An Adversarially-Learned Turing Test for Dialog Generation Models
This addresses the risk of adversarial attacks in conversational AI evaluation, offering a more robust metric for researchers and developers.
The paper tackles the problem of adversarial vulnerability in trainable dialogue evaluation metrics by proposing an adversarial training approach called ATT, which achieves high accuracy against strong attackers like DialoGPT and GPT-3.

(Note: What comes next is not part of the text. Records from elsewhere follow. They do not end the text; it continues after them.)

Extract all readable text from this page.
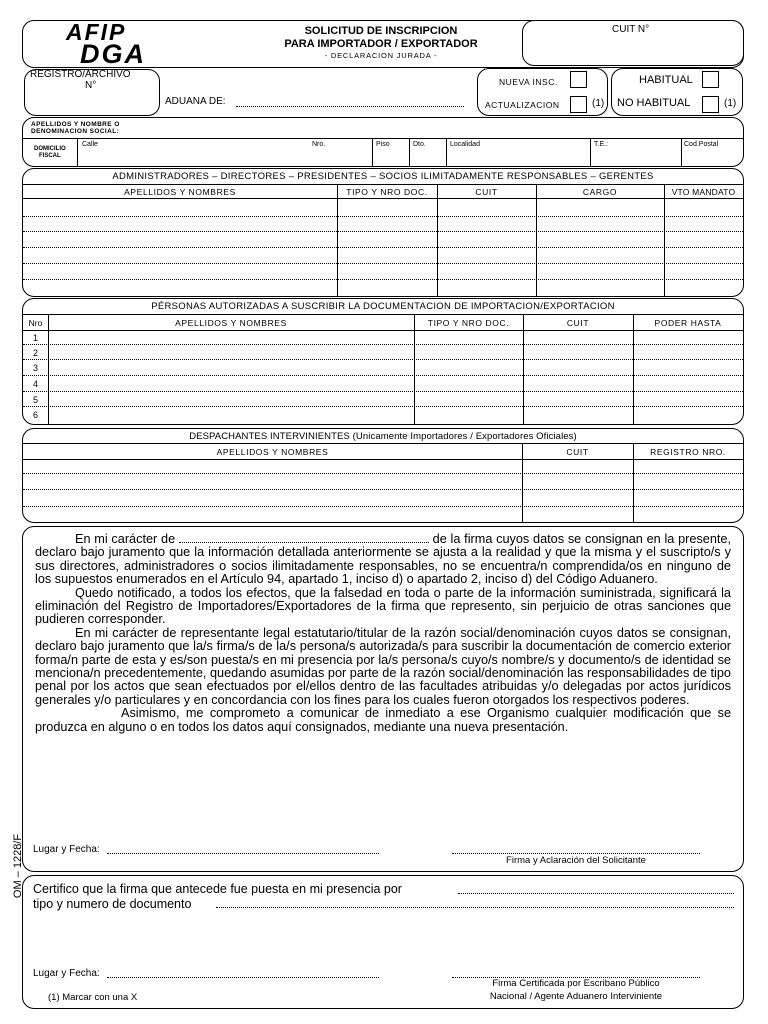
AFIP
DGA
SOLICITUD DE INSCRIPCION
PARA IMPORTADOR / EXPORTADOR
- DECLARACION JURADA -
CUIT N°
REGISTRO/ARCHIVO
N°
ADUANA DE:
NUEVA INSC.
ACTUALIZACION	(1)
HABITUAL
NO HABITUAL	(1)
APELLIDOS Y NOMBRE O
DENOMINACION SOCIAL:
DOMICILIO
FISCAL
Calle	Nro.	Piso	Dto.	Localidad	T.E.:	Cod.Postal
ADMINISTRADORES – DIRECTORES – PRESIDENTES – SOCIOS ILIMITADAMENTE RESPONSABLES – GERENTES
APELLIDOS Y NOMBRES	TIPO Y NRO DOC.	CUIT	CARGO	VTO MANDATO
PÉRSONAS AUTORIZADAS A SUSCRIBIR LA DOCUMENTACION DE IMPORTACION/EXPORTACION
Nro	APELLIDOS Y NOMBRES	TIPO Y NRO DOC.	CUIT	PODER HASTA
1
2
3
4
5
6
DESPACHANTES INTERVINIENTES (Unicamente Importadores / Exportadores Oficiales)
APELLIDOS Y NOMBRES	CUIT	REGISTRO NRO.

En mi carácter de	de la firma cuyos datos se consignan en la presente, declaro bajo juramento que la información detallada anteriormente se ajusta a la realidad y que la misma y el suscripto/s y sus directores, administradores o socios ilimitadamente responsables, no se encuentra/n comprendida/os en ninguno de los supuestos enumerados en el Artículo 94, apartado 1, inciso d) o apartado 2, inciso d) del Código Aduanero.

Quedo notificado, a todos los efectos, que la falsedad en toda o parte de la información suministrada, significará la eliminación del Registro de Importadores/Exportadores de la firma que represento, sin perjuicio de otras sanciones que pudieren corresponder.

En mi carácter de representante legal estatutario/titular de la razón social/denominación cuyos datos se consignan, declaro bajo juramento que la/s firma/s de la/s persona/s autorizada/s para suscribir la documentación de comercio exterior forma/n parte de esta y es/son puesta/s en mi presencia por la/s persona/s cuyo/s nombre/s y documento/s de identidad se menciona/n precedentemente, quedando asumidas por parte de la razón social/denominación las responsabilidades de tipo penal por los actos que sean efectuados por el/ellos dentro de las facultades atribuidas y/o delegadas por actos jurídicos generales y/o particulares y en concordancia con los fines para los cuales fueron otorgados los respectivos poderes.

Asimismo, me comprometo a comunicar de inmediato a ese Organismo cualquier modificación que se produzca en alguno o en todos los datos aquí consignados, mediante una nueva presentación.

Lugar y Fecha:
Firma y Aclaración del Solicitante
Certifico que la firma que antecede fue puesta en mi presencia por
tipo y numero de documento
Lugar y Fecha:
Firma Certificada por Escribano Público
Nacional / Agente Aduanero Interviniente
(1) Marcar con una X
OM – 1228/F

The design of better automated dialogue evaluation metrics offers the potential of accelerate evaluation research on conversational AI. However, existing trainable dialogue evaluation models are generally restricted to classifiers trained in a purely supervised manner, which suffer a significant risk from adversarial attacking (e.g., a nonsensical response that enjoys a high classification score). To alleviate this risk, we propose an adversarial training approach to learn a robust model, ATT (Adversarial Turing Test), that discriminates machine-generated responses from human-written replies. In contrast to previous perturbation-based methods, our discriminator is trained by iteratively generating unrestricted and diverse adversarial examples using reinforcement learning. The key benefit of this unrestricted adversarial training approach is allowing the discriminator to improve robustness in an iterative attack-defense game. Our discriminator shows high accuracy on strong attackers including DialoGPT and GPT-3.